- Documentary explores fallout from mismanaged tourism in developing world
- Filmmaker uses dramatic examples from around world
- Films looks at "dark tourism," travel to sites associated with suffering and danger
A new documentary suggests tourism is out of control in parts of the world, irreversibly damaging the environment and indigenous cultures.
"Gringo Trails," a film more than a decade in the making by American anthropologist Pegi Vail, looks at the effect of the unplanned or mismanaged growth of the tourism industry in developing countries.
Using dramatic examples from different continents, such as the devastating impact of hedonistic full moon beach parties on Thailand's Koh Pha Ngan island, the film is moving and informative, if sometimes elementary.
In 1981, Ghinsberg headed into the Bolivian rainforest and soon got lost, but miraculously survived for three weeks despite near-death experiences.
His tale of survival has lured many other adventure-seeking travelers to Bolivia, adding to the pressure on the country's fragile ecosystem.
People who already know the issues won't find much new here, but for the uninitiated it serves as a 78-minute, around-the-world guilt trip revealing the frequent callousness of the tourism industry and how it implicates everyone.
"If I were looking at the oil industry [rather than tourism], people would take note of how powerful it is," says Vail.
"[But] tourism is that type of industry -- it's that powerful."
"Gringo Trails" refers to the well-trodden paths across the globe by "big groups of travelers with power."
And "gringo" no longer just means white faces, says Vail.
In the past few decades, the traveling middle class has expanded to include different faces from many different cultures.
This is the first feature film from Vail, who works full time as the associate director of the Center for Media, Culture and History at New York University.
CNN Travel spoke to Vail about where tourism harms and helps and about the evolution of so-called "dark tourism."
CNN: What caught your attention about Yossi Ghinsberg's story in Bolivia?
Pegi Vail: It formed the beginning and end of the film because it showed how travelers' storytelling can facilitate what I call "tourism globalization."
CNN: What is "tourism globalization"?
PV: I liken it to urban gentrification.
Backpackers are like artists [and others who gentrify neglected areas].
But artists end up staying -- only to be displaced themselves eventually.

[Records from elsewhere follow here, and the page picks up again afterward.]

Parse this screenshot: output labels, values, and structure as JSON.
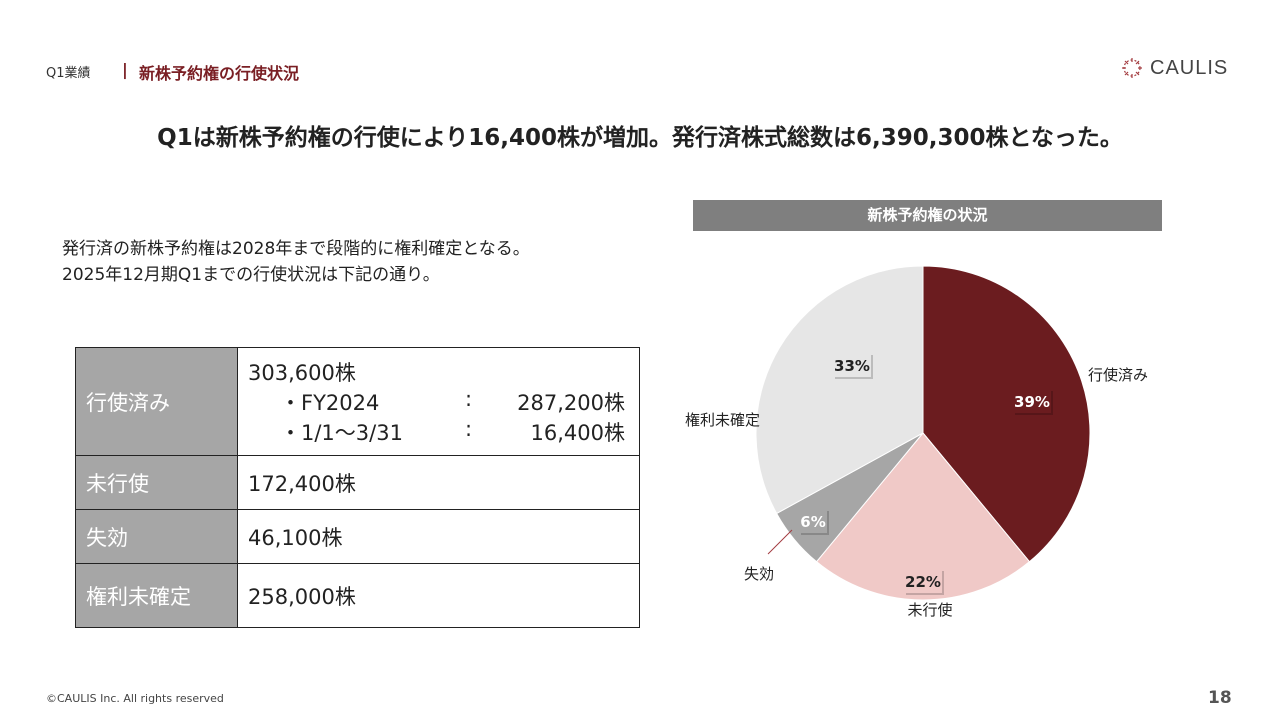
{
  "header": {
    "section_label": "Q1業績",
    "divider": "|",
    "section_title": "新株予約権の行使状況",
    "logo_text": "CAULIS"
  },
  "headline": "Q1は新株予約権の行使により16,400株が増加。発行済株式総数は6,390,300株となった。",
  "body_lines": [
    "発行済の新株予約権は2028年まで段階的に権利確定となる。",
    "2025年12月期Q1までの行使状況は下記の通り。"
  ],
  "table": {
    "rows": [
      {
        "label": "行使済み",
        "value": "303,600株",
        "sub": [
          {
            "label": "・FY2024",
            "colon": ":",
            "value": "287,200株"
          },
          {
            "label": "・1/1～3/31",
            "colon": ":",
            "value": "16,400株"
          }
        ]
      },
      {
        "label": "未行使",
        "value": "172,400株"
      },
      {
        "label": "失効",
        "value": "46,100株"
      },
      {
        "label": "権利未確定",
        "value": "258,000株"
      }
    ]
  },
  "chart_header": "新株予約権の状況",
  "chart_data": {
    "type": "pie",
    "title": "新株予約権の状況",
    "slices": [
      {
        "name": "行使済み",
        "value": 39,
        "label": "39%",
        "color": "#6b1c1f",
        "label_color": "#ffffff"
      },
      {
        "name": "未行使",
        "value": 22,
        "label": "22%",
        "color": "#f0c9c7",
        "label_color": "#222222"
      },
      {
        "name": "失効",
        "value": 6,
        "label": "6%",
        "color": "#a6a6a6",
        "label_color": "#ffffff"
      },
      {
        "name": "権利未確定",
        "value": 33,
        "label": "33%",
        "color": "#e6e6e6",
        "label_color": "#222222"
      }
    ]
  },
  "footer": {
    "copyright": "©CAULIS Inc. All rights reserved",
    "page_number": "18"
  },
  "colors": {
    "accent": "#7a1f24",
    "table_header": "#a6a6a6",
    "chart_header": "#7f7f7f"
  }
}
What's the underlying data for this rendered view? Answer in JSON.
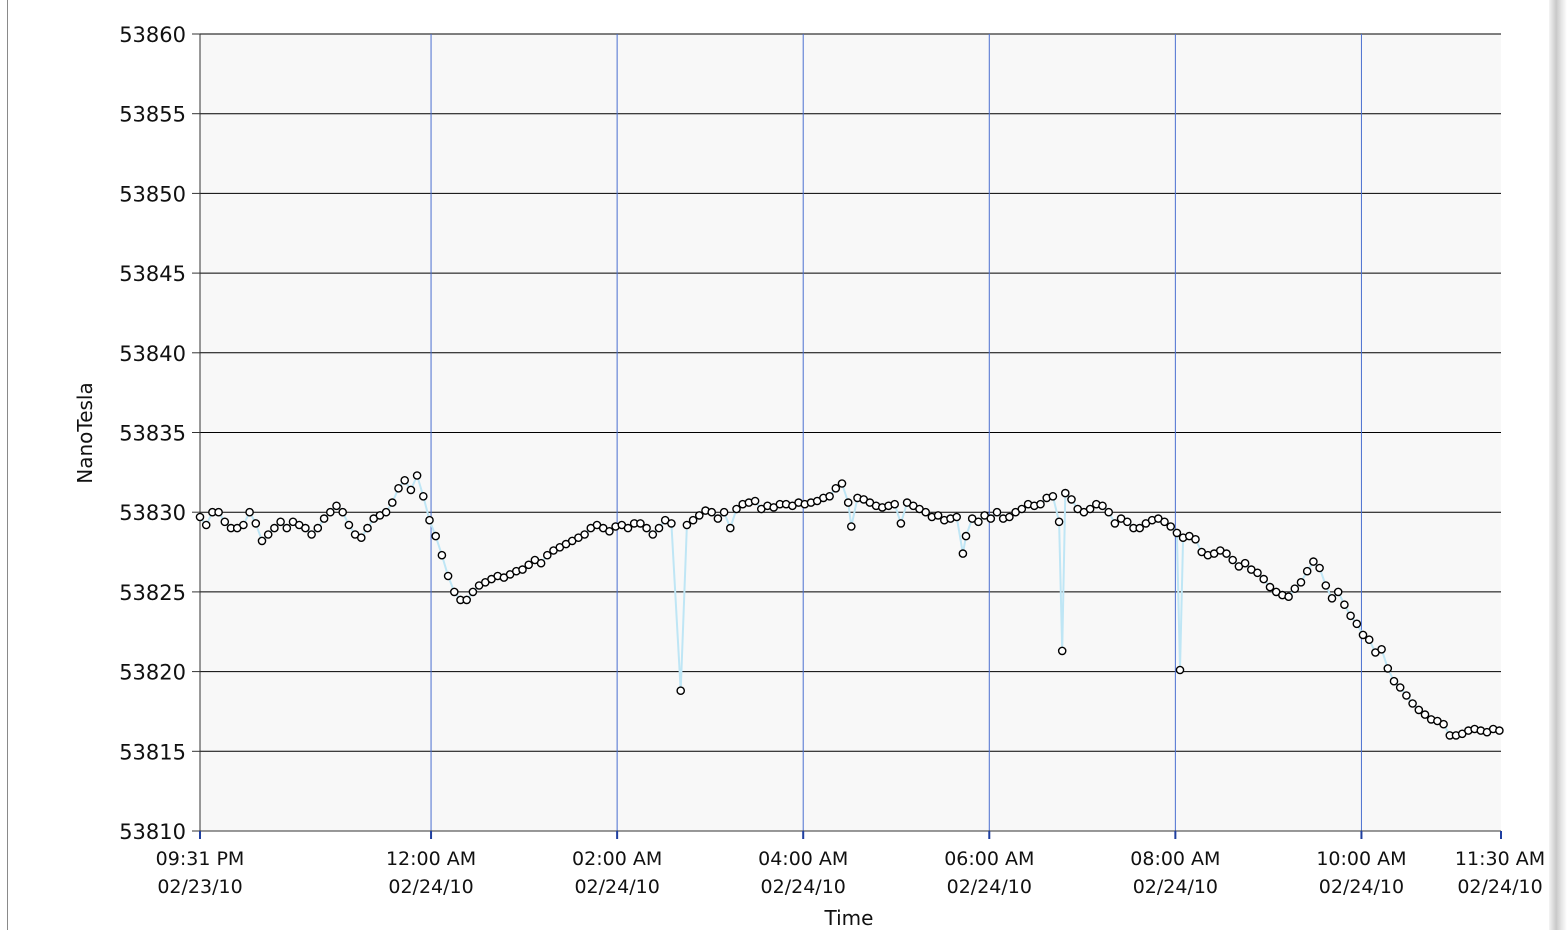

Backpackers move in and out of the places they visit, but the process is similar.
Intrepid travelers go into a place, they tell stories about it, then more people come.
Guidebooks cover it, novels get written and feature films are made -- "The Beach," for example.
CNN: So what's the problem?
[As] more people come, there might not be the infrastructure to support such growth.
Or the big operators come in and reap the benefit.
CNN: You've been making this documentary since 1999 -- what surprised you along the way?
PV: It surprised me how little travelers think about their own role and how few local voices we hear [in areas affected by tourism].
Independent travelers, who mostly come from the middle class in industrialized countries, often travel to the poorest parts of the countries they visit in search of their idea of the "most authentic."
They're looking for pre-modern, romanticized images.
Lina, the Italian tourist in my film visiting Timbuktu, talks about "Out of Africa" and "Lawrence of Arabia" in the same line -- even though they're in totally different parts of Africa.
CNN: Is there a right or wrong way to travel?
PV: Look, if you're just going to Koh Pha Ngan for the full moon party, to cross it off your bucket list, then that's the wrong reason to travel.
You could have a party at home -- you're just using the place as a backdrop.
And, yes, you might be bringing money into a town when you travel there but the relationship with local people has to be managed -- they need to be at the planning table.
CNN: What are some tips on traveling responsibly?
Pegi Vail: First, no matter what your budget, it costs nothing to research your destination, to find out more about the environment and the culture.
I would read local writers who've written about their own culture -- or at the very least your guidebook's history section.
Learn about the dos and don'ts.
If someone says, "Don't go naked on the beach," then don't go naked on the beach!
CNN: What's your own backpacking background?
PV: I've traveled in more than 75 countries, but not always as a backpacker.
I'm a travel addict.
CNN: What's addictive about it?
PV: The new experiences that expand your understanding of the world and your relationship with different cultures.
I actually feel more at home when I'm away.
CNN: Apart from backpacking, what other kinds of tourism are you looking at?
PV: "Dark tourism" [travel to sites associated with suffering and danger] has been happening for years now, but some travelers are taking it to extremes.
However, communities can use dark tourism to retell their own history.
The Mexican town of El Alberto simulates [illegal] border crossings into the United States for tourists, for example.
Or there's the Bolivian mining town of Potosí, which conducts mine tours -- despite the dangerous conditions below ground.
Indigenous miners there get to tell their side of the story, not the colonialist version of events.
CNN: Where do you want to go next?
"Gringo Trails" was released in November 2013 in North America, through Icarus Films, and is now showing on the global festival circuit.
Upcoming screenings: Sebastopol Documentary Festival, in California, March; and the Environmental Film Festival, in Washington, D.C., on March 19.